Another key development is the inclusion in pathology LIMS of medical terminology and coding systems, a function that is essential to interfacing with the developing electronic patient record. The world-leading standard for this is the College of American Pathologists' Systematized Nomenclature of Medicine (or SNOMED), which the NHS has adopted as a replacement for its own coding system known as 'Read codes'.
Keeping abreast of these sector-specific developments has led to pathology becoming the preserve of specialist LIMS suppliers like Sysmed, Saum believes. Hence the WinPath's success in securing the contract with TDL and University London College Hospitals Trust. UCLH hospitals provide acute and surgical services for local people, commuters, and visitors to London, as well as highly specialised services to patients referred from all over the country. Trust hospitals include: University College Hospital; The Middlesex Hospital; Elizabeth Garrett Anderson and Obstetric Hospital; and specialist hospitals for tropical diseases, and neurology and neurosurgery.

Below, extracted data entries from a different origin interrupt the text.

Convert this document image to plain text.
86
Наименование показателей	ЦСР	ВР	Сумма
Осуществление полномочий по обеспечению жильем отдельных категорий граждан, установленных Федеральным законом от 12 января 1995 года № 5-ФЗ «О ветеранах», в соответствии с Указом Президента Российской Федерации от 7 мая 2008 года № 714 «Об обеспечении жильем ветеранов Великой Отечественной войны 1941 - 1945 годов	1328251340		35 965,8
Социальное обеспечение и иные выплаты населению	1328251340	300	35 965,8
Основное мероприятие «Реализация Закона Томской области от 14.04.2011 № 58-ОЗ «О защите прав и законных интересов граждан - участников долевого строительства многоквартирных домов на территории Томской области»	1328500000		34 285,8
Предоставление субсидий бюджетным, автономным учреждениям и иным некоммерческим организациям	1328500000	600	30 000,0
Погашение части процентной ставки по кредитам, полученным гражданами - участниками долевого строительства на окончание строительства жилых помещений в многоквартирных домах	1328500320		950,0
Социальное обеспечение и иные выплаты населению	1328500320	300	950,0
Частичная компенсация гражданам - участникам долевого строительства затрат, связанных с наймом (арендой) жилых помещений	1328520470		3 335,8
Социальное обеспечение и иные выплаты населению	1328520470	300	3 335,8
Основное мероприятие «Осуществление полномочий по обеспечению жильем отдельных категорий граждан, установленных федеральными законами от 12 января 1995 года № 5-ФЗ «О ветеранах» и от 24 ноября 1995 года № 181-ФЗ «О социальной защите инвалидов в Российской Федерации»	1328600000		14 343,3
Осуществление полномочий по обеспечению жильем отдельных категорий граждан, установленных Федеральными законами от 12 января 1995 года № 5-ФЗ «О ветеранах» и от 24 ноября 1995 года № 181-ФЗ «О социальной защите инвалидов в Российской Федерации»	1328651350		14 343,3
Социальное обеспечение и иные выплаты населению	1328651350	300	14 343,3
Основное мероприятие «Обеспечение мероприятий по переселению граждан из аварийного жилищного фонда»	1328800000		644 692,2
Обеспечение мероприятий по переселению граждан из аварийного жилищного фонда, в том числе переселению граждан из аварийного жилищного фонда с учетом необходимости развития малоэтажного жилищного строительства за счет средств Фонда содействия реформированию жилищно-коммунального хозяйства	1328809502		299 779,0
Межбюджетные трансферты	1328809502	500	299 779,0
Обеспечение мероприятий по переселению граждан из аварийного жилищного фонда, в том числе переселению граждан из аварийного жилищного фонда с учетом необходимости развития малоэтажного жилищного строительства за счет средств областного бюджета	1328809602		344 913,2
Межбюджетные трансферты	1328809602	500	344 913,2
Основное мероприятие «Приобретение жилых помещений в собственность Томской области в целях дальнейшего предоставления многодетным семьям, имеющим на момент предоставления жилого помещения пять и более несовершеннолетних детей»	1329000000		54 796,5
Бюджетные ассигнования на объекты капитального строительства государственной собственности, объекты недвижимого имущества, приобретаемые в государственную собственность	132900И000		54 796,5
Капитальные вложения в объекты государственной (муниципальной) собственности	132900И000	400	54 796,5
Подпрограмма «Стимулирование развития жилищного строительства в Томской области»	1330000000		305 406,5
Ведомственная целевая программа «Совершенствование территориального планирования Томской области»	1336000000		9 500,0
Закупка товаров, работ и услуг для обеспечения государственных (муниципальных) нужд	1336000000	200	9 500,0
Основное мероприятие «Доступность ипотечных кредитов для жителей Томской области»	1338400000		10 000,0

The Trust is in the middle of a £422 million redevelopment scheme, which involves the building of an 18-storey, high-tech replacement for University College Hospital (UCH) and The Middlesex Hospital by 2005, and the installation of a 70 million EPRS, supplied by IDX Systems in partnership with IT consultants LogicaCMG.
At the Trust, routine high-volume, fast turnaround, automated tests in chemical pathology and haematology have been in urgent need of modernisation for some time. The services have been fragmented, and this has led to duplicated effort. Chemical pathology turnaround times, particularly for accident and emergency (A&E) have been unacceptably long. The Trust's out-of-hours haematology service - which includes the busiest transfusion laboratory in England - has been especially stretched. And there have been the same difficulties in recruiting scientific staff that pathology services throughout the UK experience.
The new laboratory in Whitfield Street will improve turnaround times for all the standard pathology and haematology tests, says Saum. Patient waiting times should fall in A&E, and hospital patients will no longer have to wait so long for results before they are discharged. The LIMS system will free up the time of biomedical scientists, who will be able to carry out more skilled, labour-intensive work, such as blood transfusions.
The other partner in the project, 'The Doctors Laboratory' (TDL), stands to benefit in a number of ways too. The lab will accommodate its need to grow - turnover is rising at around 20 per cent a year - and enable it to cut the cost of high-volume tests with short turnaround times. Run as Whitfield Street Laboratories Ltd, the public-private partnership will also provide a headquarters for the company and its new parent, the Sonic Healthcare group. Sonic is a provider of pathology services in Australia, New Zealand, and the Far East, where it operates around 70 laboratories. The Aus$1bn group, which is listed on the Australian Stock Exchange and employs more than 10,000 staff, acquired TDL in 2003.